Seven compounds having in common a Cr3(dpa)4(3+) core (dpa = di(2-pyridyl)amide ion) have been prepared and all shown to have an unsymmetrical chain of three Cr atoms. This chain can be described as a pair of quadruply bonded Cr(II) atoms to which a Cr(III) atom is attached. No symmetrical chain has been found, contrary to a previous preliminary report. The seven compounds have been well characterized crystallographically, and their short and long Cr to Cr distances (A, in parentheses) are: 1 [Cr3(dpa)4Cl2]Cl.2CH2Cl2.THF (2.12, 2.47), 2 [Cr3(dpa)4Cl2]AlCl4.CH2Cl2 (2.011, 2.555), 3 [Cr3(dpa)4Cl2]FeCl4.CH2Cl2 (2.009, 2.562), 4 [Cr3(dpa)4Cl2]I3.THF.2H2O (2.08, 2.49), 5 [Cr3(dpa)4Cl2]PF6.2CH2Cl2 (2.08, 2.48), 6 [Cr3(dpa)4(BF4)F]BF4.2CH2Cl2 (1.900, 2.595), 7 [Cr3(dpa)4ClF]BF4.CH2Cl2.C6H14 (2.039, 2.507). Magnetic susceptibility measurements on 1 and 2 reveal mueff = 3.85 +/- 0.05 muB from 10 to 300 K.

Tuning the metal-metal bonds in the linear tricobalt compound Co3(dpa)(4)Cl2: bond-stretch and spin-state isomers.

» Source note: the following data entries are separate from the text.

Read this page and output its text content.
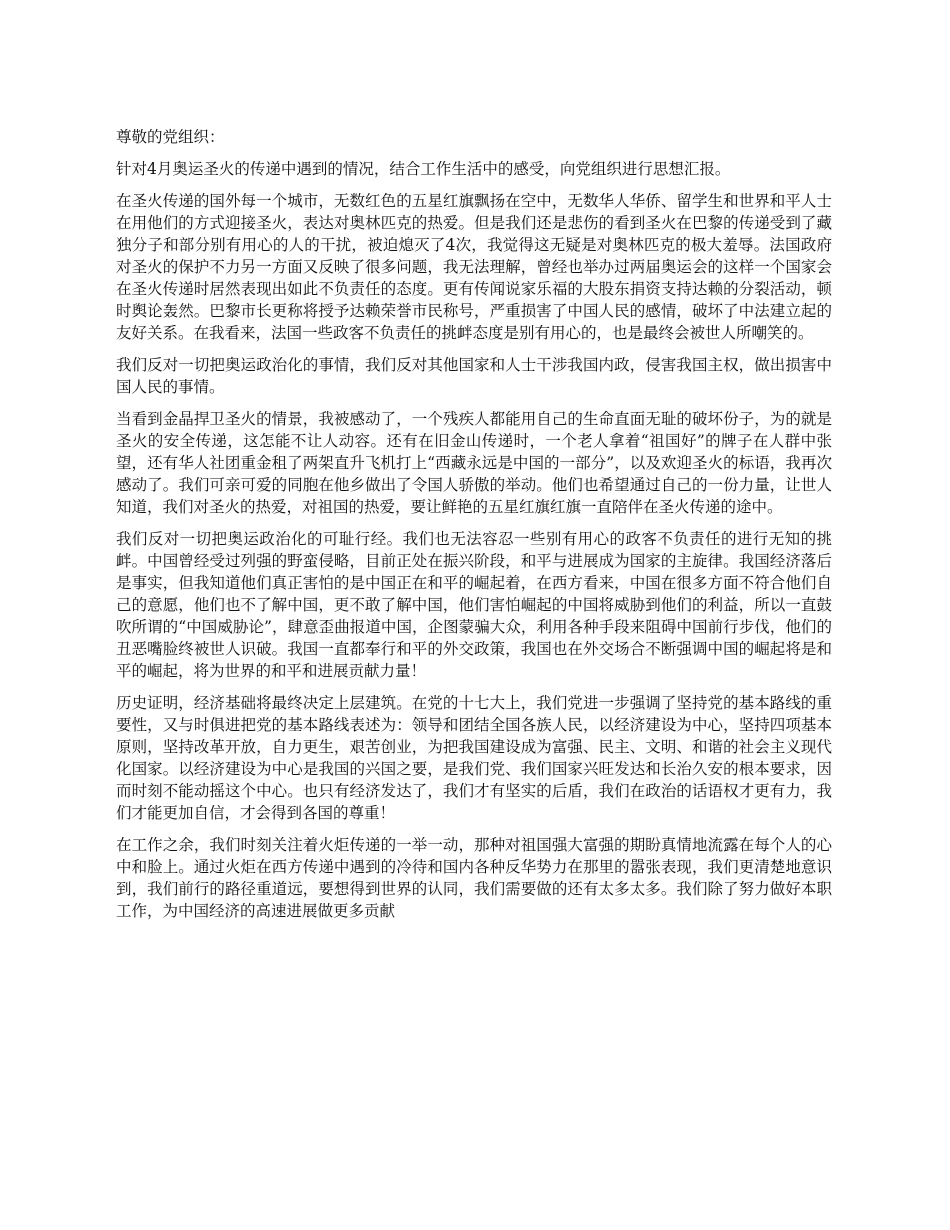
尊敬的党组织：

针对4月奥运圣火的传递中遇到的情况，结合工作生活中的感受，向党组织进行思想汇报。

在圣火传递的国外每一个城市，无数红色的五星红旗飘扬在空中，无数华人华侨、留学生和世界和平人士在用他们的方式迎接圣火，表达对奥林匹克的热爱。但是我们还是悲伤的看到圣火在巴黎的传递受到了藏独分子和部分别有用心的人的干扰，被迫熄灭了4次，我觉得这无疑是对奥林匹克的极大羞辱。法国政府对圣火的保护不力另一方面又反映了很多问题，我无法理解，曾经也举办过两届奥运会的这样一个国家会在圣火传递时居然表现出如此不负责任的态度。更有传闻说家乐福的大股东捐资支持达赖的分裂活动，顿时舆论轰然。巴黎市长更称将授予达赖荣誉市民称号，严重损害了中国人民的感情，破坏了中法建立起的友好关系。在我看来，法国一些政客不负责任的挑衅态度是别有用心的，也是最终会被世人所嘲笑的。

我们反对一切把奥运政治化的事情，我们反对其他国家和人士干涉我国内政，侵害我国主权，做出损害中国人民的事情。

当看到金晶捍卫圣火的情景，我被感动了，一个残疾人都能用自己的生命直面无耻的破坏份子，为的就是圣火的安全传递，这怎能不让人动容。还有在旧金山传递时，一个老人拿着“祖国好”的牌子在人群中张望，还有华人社团重金租了两架直升飞机打上“西藏永远是中国的一部分”，以及欢迎圣火的标语，我再次感动了。我们可亲可爱的同胞在他乡做出了令国人骄傲的举动。他们也希望通过自己的一份力量，让世人知道，我们对圣火的热爱，对祖国的热爱，要让鲜艳的五星红旗红旗一直陪伴在圣火传递的途中。

我们反对一切把奥运政治化的可耻行经。我们也无法容忍一些别有用心的政客不负责任的进行无知的挑衅。中国曾经受过列强的野蛮侵略，目前正处在振兴阶段，和平与进展成为国家的主旋律。我国经济落后是事实，但我知道他们真正害怕的是中国正在和平的崛起着，在西方看来，中国在很多方面不符合他们自己的意愿，他们也不了解中国，更不敢了解中国，他们害怕崛起的中国将威胁到他们的利益，所以一直鼓吹所谓的“中国威胁论”，肆意歪曲报道中国，企图蒙骗大众，利用各种手段来阻碍中国前行步伐，他们的丑恶嘴脸终被世人识破。我国一直都奉行和平的外交政策，我国也在外交场合不断强调中国的崛起将是和平的崛起，将为世界的和平和进展贡献力量！

历史证明，经济基础将最终决定上层建筑。在党的十七大上，我们党进一步强调了坚持党的基本路线的重要性，又与时俱进把党的基本路线表述为：领导和团结全国各族人民，以经济建设为中心，坚持四项基本原则，坚持改革开放，自力更生，艰苦创业，为把我国建设成为富强、民主、文明、和谐的社会主义现代化国家。以经济建设为中心是我国的兴国之要，是我们党、我们国家兴旺发达和长治久安的根本要求，因而时刻不能动摇这个中心。也只有经济发达了，我们才有坚实的后盾，我们在政治的话语权才更有力，我们才能更加自信，才会得到各国的尊重！

在工作之余，我们时刻关注着火炬传递的一举一动，那种对祖国强大富强的期盼真情地流露在每个人的心中和脸上。通过火炬在西方传递中遇到的冷待和国内各种反华势力在那里的嚣张表现，我们更清楚地意识到，我们前行的路径重道远，要想得到世界的认同，我们需要做的还有太多太多。我们除了努力做好本职工作，为中国经济的高速进展做更多贡献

Sixteen crystal structures have been determined for the Co3(dpa)(4)Cl2 (1) molecule in the following five crystalline solvates: 1.0.85(C2H5)(2)O.0.15CH2Cl2 (at 120, 213, 296 K); 1.C(4)H(8)O (at 120, 295 K); 1.C(6)H(6) (at 170, 213, 260, 316 K); 1.C(6)H(12) (at 120, 213, 295 K); and 1.1.75C(7)H(8).0.5C(6)H(14) (at 90, 110, 170, 298 K). For 1.0.85(C(2)H(5))(2)O.0.15CH2Cl2 the molecule of 1 is almost symmetrical at 120 K (Co-Co distances of 2.3191(3) and 2.3304(3) A) and remains so at 296 K (2.2320(3) and 2.3667(4) A). For 1.C(4)H(8)O the Co(3) chain is precisely symmetric at both 120 and 295 K though the Co-Co distances increase from 2.3111(4) to 2.3484(4) A as the temperature rises. Compound 1.C(6)H(6) is isomorphous with 1.C(4)H(8)O at 213 and 295 K and has rigorously symmetrical molecules at these two temperatures. Between 213 and 120 K the space group changes from Pccn to P2(1)/c, so that a symmetrical arrangement is no longer required and the two Co-Co distances then differ slightly (by 0.013 A). For 1.C(6)H(6) there is a phase change between 316 K (Pca2(1)) and 260 K (Pna2(1)). At all four temperatures, however, the molecule is almost symmetrical, with the two independent Co-Co distances never differing by more than 0.026 A. 1.1.75C(7)H(8).0.5C(6)H(14) contains, at all temperatures between 90 and 298 K, two crystallographically independent molecules, each of which is distinctly unsymmetrical at 298 K (Co-Co distances of 2.312(2) and 2.442(2) A for one and 2.310(2) and 2.471(2) for the other). In the first of these the distances converge to a much smaller separation (0.056 A) at 90 K while in the second the difference decreases to only 0.006 A at 90 K. Magnetic susceptibility measurements from 1.8 to 350 K indicate in each case that a gradual spin crossover, from a doublet to a quartet state, occurs over this temperature range.